Ultimately, this oven-free approach simplifies maintenance requirements because we need to tend shorter supply lines. Then, by requiring the system to be a series of plug-and-play modules, we turn the maintenance visit into one measured in times of five minutes or less rather than hours.
Hydrogen carrier gas and short, high-resolution capillary columns cut the time of analysis, while detection system options (flame ionization for hydrocarbons, thermal conductivity for atmospheric components, flame photometric for sulfur compounds, and halogen-specific for environmentally significant components), coupled with NeSSI-smart valve injection, give us an extremely flexible base for analyzing nearly anything on-line in real time.
The smaller form factor, better speed and lower maintenance demands show how the NeSSI concept has migrated to the instrument side to give us the fundamental basis for true control of a process. Now, let's turn our attention to software developments that NeSSI is fostering.

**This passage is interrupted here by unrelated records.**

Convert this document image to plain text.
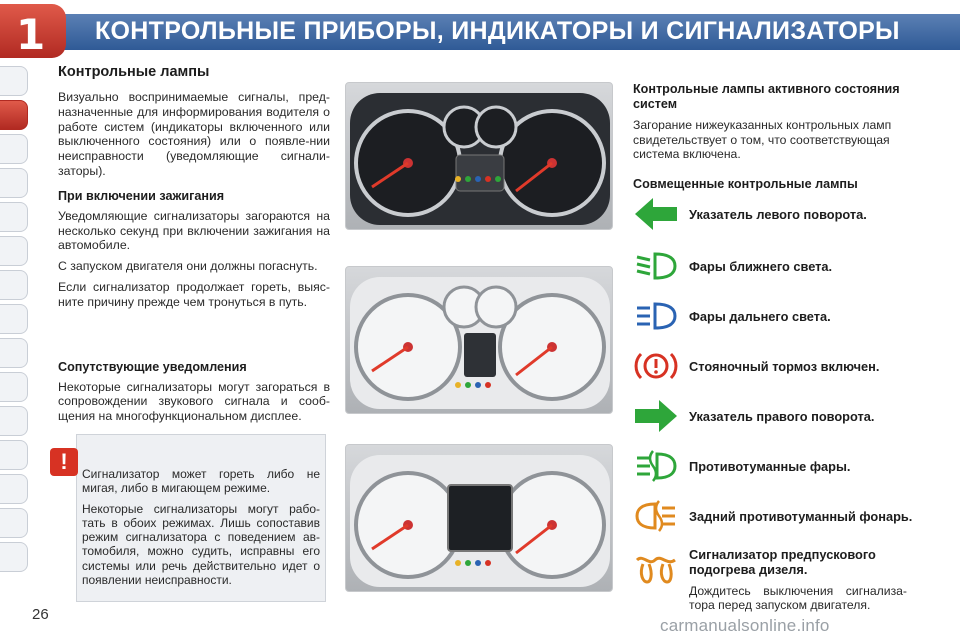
КОНТРОЛЬНЫЕ ПРИБОРЫ, ИНДИКАТОРЫ И СИГНАЛИЗАТОРЫ
1
26
Контрольные лампы
Визуально воспринимаемые сигналы, пред-назначенные для информирования водителя о работе систем (индикаторы включенного или выключенного состояния) или о появле-нии неисправности (уведомляющие сигнали-заторы).
При включении зажигания
Уведомляющие сигнализаторы загораются на несколько секунд при включении зажигания на автомобиле.
С запуском двигателя они должны погаснуть.
Если сигнализатор продолжает гореть, выяс-ните причину прежде чем тронуться в путь.
Сопутствующие уведомления
Некоторые сигнализаторы могут загораться в сопровождении звукового сигнала и сооб-щения на многофункциональном дисплее.
!	Сигнализатор может гореть либо не мигая, либо в мигающем режиме.

Некоторые сигнализаторы могут рабо-тать в обоих режимах. Лишь сопоставив режим сигнализатора с поведением ав-томобиля, можно судить, исправны его системы или речь действительно идет о появлении неисправности.

Контрольные лампы активного состояния систем
Загорание нижеуказанных контрольных ламп свидетельствует о том, что соответствующая система включена.
Совмещенные контрольные лампы
Указатель левого поворота.
Фары ближнего света.
Фары дальнего света.
Стояночный тормоз включен.
Указатель правого поворота.
Противотуманные фары.
Задний противотуманный фонарь.
Сигнализатор предпускового подогрева дизеля.
Дождитесь выключения сигнализа-тора перед запуском двигателя.
carmanualsonline.info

ELIMINATING RETENTION TIME VARIABILITY
A series of chromatograms will clearly show that retention times change as a function of time. This is even more evident when comparing instrument to instrument or before and after column maintenance (Figure 3a).
It's not practical in a process setting to manually manipulate the chromatographic conditions to keep retention times constant. This leads to the first role for software: to adjust for retention time drift. A number of software techniques can address the problem; all use a multivariate correlation algorithm to bring the retention times under sufficient control, even when matching results from more than one chromatograph.
Figure 3b shows that such software, in this case LineUp, allows us to generate consistent run-to-run results for more than one chromatograph and over a long period of time. This capability can impact maintenance — by reducing the time spent on instrument calibration. For instance, taking three similar chromatographs (same nominal method, column and detectors) fresh off the production line and applying the alignment technology, we should be able to superimpose the results, as shown in Figure 4.
With alignment technology bundled into the method, the GC will generate very consistent results as long as mechanical problems, column degradation or a process upset don't intervene. So, we can get accurate, representative results every time, even if we must change a column, a detector or even an entire instrument. We also can monitor how hard the software must work to keep retention time under control — affording us a mechanism to predict and prioritize when a hardware problem must be addressed.
The effect on maintenance efficiency is clear. Industry analyses, e.g., Reference 2, indicate that a vast majority of trips to the analyzer location prove unnecessary and that the most common culprit in chromatographic instrumentation is the lack of retention time fidelity. Intelligent deployment of software not only eliminates the unneeded callouts but also frees the system to identify true problems with a significantly higher success rate.
The NeSSI concept strikes again, giving us true plug-and-play (not plug and work hard to recalibrate) capabilities. This leads to the second role of software: dealing with the flood of data.
AUTOMATING DATA INTERPRETATION
With our fast GC appliance in place, we approach the speed of spectroscopy in generating multivariable data streams. With retention time alignment in place, we can use the same software that we rely on in spectroscopy to interpret the GC trace.
While chromatographic data are complex and multivariate, most process monitoring and control strategies are fairly simple and often can be expressed in binary terms (i.e., good/bad, steady state/upset, consistent/changing, etc.). Therefore, the goal is to interpret either the raw chromatographic data or the tabular results into a few important quality parameters. This is done with classification or regression models.
Figure 5 shows an automated interpretation, via Pirouette software, of detailed hydrocarbon analysis (DHA) of winter-grade gasoline, to see if it falls within the acceptable envelope for release. The DHA table generates a matrix separating hydrocarbons both by carbon number and compound type. A chemometric analysis maps a point that scores every run and compares it to a library. Here, a single point represents each chromatogram; points close to one another are relatively similar. This approach allows us to create a confidence limit around, in this case, "good winter-grade gasoline" and instantly detect if a sample is out-of-specification.